04 Desember, 2007

Ironi BUMN dan Kemakmuran Rakyat

Seputar Indonesia, 21 November 2007
Belum lama ini, enam pesawat Garuda Indonesia (GI) disegel oleh pihak Bea dan Cukai di Bandara Soekarno-Hatta. Penjatuhan sanksi disebabkan oleh kelalaian manajemen GI mengurus administrasi pesawat impor tersebut. Sanksi berupa penyegelan dan denda Rp 150 juta ini, merupakan peringatan keras bagi direksi GI dan seluruh jajarannya untuk lebih disiplin dan profesional.
Tuntutan untuk senantiasa memperbaiki diri tidak hanya dalam hal jasa penerbangan tapi juga manajemen yang disiplin dan profesional merupakan kewajiban bagi GI, mengingat posisinya yang strategis dalam penerbangan tanah air. GI merupakan satu-satunya perusahaan penerbangan di tanah air berbentuk BUMN (Badan Usaha Milik Negara). Sebagai perusahaan milik negara, merupakan kekecewaan mendalam apabila GI dan BUMN lain menampilkan kelalaian dan kinerja negatif. Pasalnya, perusahaan tersebut membawa nama dan menggunakan fasilitas negara, sehingga keberhasilan dan kegagalan berimplikasi pada negara dan rakyat Indonesia.

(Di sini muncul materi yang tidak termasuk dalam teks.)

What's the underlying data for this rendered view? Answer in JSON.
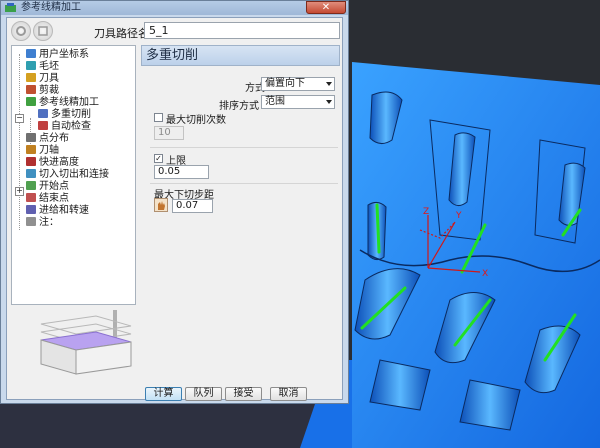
{
  "window": {
    "title": "参考线精加工",
    "close_symbol": "✕"
  },
  "header": {
    "path_name_label": "刀具路径名称",
    "path_name_value": "5_1"
  },
  "tree": {
    "items": [
      {
        "label": "用户坐标系",
        "icon": "ucs-icon",
        "color": "#3f7fd0"
      },
      {
        "label": "毛坯",
        "icon": "block-icon",
        "color": "#2f9fb0"
      },
      {
        "label": "刀具",
        "icon": "tool-icon",
        "color": "#d4a020"
      },
      {
        "label": "剪裁",
        "icon": "trim-icon",
        "color": "#c05030"
      },
      {
        "label": "参考线精加工",
        "icon": "pattern-finish-icon",
        "color": "#40a040"
      },
      {
        "label": "多重切削",
        "icon": "multiple-cuts-icon",
        "color": "#5070c0"
      },
      {
        "label": "自动检查",
        "icon": "auto-verify-icon",
        "color": "#c04040"
      },
      {
        "label": "点分布",
        "icon": "point-distribution-icon",
        "color": "#707070"
      },
      {
        "label": "刀轴",
        "icon": "tool-axis-icon",
        "color": "#c08020"
      },
      {
        "label": "快进高度",
        "icon": "rapid-height-icon",
        "color": "#b03030"
      },
      {
        "label": "切入切出和连接",
        "icon": "leads-links-icon",
        "color": "#4090c0"
      },
      {
        "label": "开始点",
        "icon": "start-point-icon",
        "color": "#50a050"
      },
      {
        "label": "结束点",
        "icon": "end-point-icon",
        "color": "#c05050"
      },
      {
        "label": "进给和转速",
        "icon": "feeds-speeds-icon",
        "color": "#6060b0"
      },
      {
        "label": "注：",
        "icon": "notes-icon",
        "color": "#909090"
      }
    ]
  },
  "panel": {
    "title": "多重切削",
    "mode_label": "方式",
    "mode_value": "偏置向下",
    "order_label": "排序方式",
    "order_value": "范围",
    "max_cuts_label": "最大切削次数",
    "max_cuts_checked": false,
    "max_cuts_value": "10",
    "upper_limit_label": "上限",
    "upper_limit_checked": true,
    "upper_limit_value": "0.05",
    "max_stepdown_label": "最大下切步距",
    "max_stepdown_value": "0.07",
    "check_mark": "✓"
  },
  "buttons": {
    "calculate": "计算",
    "queue": "队列",
    "accept": "接受",
    "cancel": "取消"
  },
  "viewport": {
    "background": "#2a2d33",
    "part_color": "#1e90ff",
    "toolpath_color": "#22e022",
    "axis_labels": {
      "x": "X",
      "y": "Y",
      "z": "Z"
    },
    "axis_color": "#d01818"
  }
}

Tuntutan untuk memperbaiki diri merupakan keharusan bagi BUMN. Apalagi dalam kondisi semakin ketatnya persaingan usaha yang menuntut efisiensi kerja. BUMN yang menguasai usaha-usaha strategis sebagaimana diamanahkan pasal 33 UUD memiliki wewenang dan kewajiban. Kewajiban BUMN adalah mengelola usaha strategis tersebut untuk meningkatkan kemakmuran rakyat. Sedangkan, memonopoli usaha-usaha yang memang sepatutnya dikuasai merupakan wewenang BUMN. Sebagaimana bunyi pasal 33 ayat 2, cabang-cabang produksi yang penting bagi negara yang menguasai hajat hidup orang banyak dikuasai oleh negara. Penjelasan mengenai hal-hal apa saja yang mesti dikuasai negara terdapat pada pasal 33 ayat 3, berbunyi bumi, air dan kekayaan alam yang terkandung di dalamnya di kuasai oleh negara dan dipergunakan sebesar-besarnya untuk kemakmuran rakyat.
Terdapat dua poin penting pasal 33 ayat 2 dan 3 di atas, yakni penguasaan kekayaan oleh negara dan tujuan pengelolaan untuk kemakmuran rakyat. Sebagai implementasi poin pertama, negara tidak sekedar melaksanakan pengelolaan, tapi juga menguasai seluruh kekayaan tersebut dengan membentuk BUMN. Hal ini semata-mata untuk menjamin ketersediaan dan keterjangkauan barang-barang yang menguasai hajat hidup rakyat, seperti air, listrik, dan lainnya. Sebab, jika barang tersebut tidak cukup tersedia dan harga di luar jangkauan rakyat, maka akan mengurangi kemakmuran serta mengakibatkan keresahan sosial. Di sini, peran BUMN sangat signifikan sebab tidak hanya menjamin ketersediaan dan keterjangkauan barang-barang tersebut, tapi juga dituntut untuk menghasilkan keuntungan dari sumber daya yang dikelola. Tingkat keuntungan BUMN merupakan salah satu indikator keberhasilan yang nantinya berimplikasi pada penerimaan negara. Oleh karena itu, BUMN dituntut untuk bekerja secara efisien dalam mengelola sumber daya agar labanya meningkat tanpa mengabaikan pelayanan kepada rakyat. Ironisnya, saat ini kebanyakan BUMN belum menunjukkan kinerja positif. Beberapa BUMN masih mengalami kerugian, sebut saja PT Pertamina yang selama ini masih rugi, belum lagi dengan buruknya pelayanan kepada masyarakat.
Kelalaian seperti dilakukan manajemen GI yang notabene BUMN memang seharusnya tidak terjadi lagi. Ini menjadi pelajaran bagi GI dan BUMN lain untuk memperbaiki kualitas diri termasuk meningkatkan disiplin dan keprofesionalan dalam manajemen. Selain itu, efisiensi BUMN juga mendesak dan penting, agar bisa menghasilkan keuntungan bagi negara, serta berimplikasi pada meningkatnya kualitas pelayanan serta menjadi pendorong kemakmuran rakyat.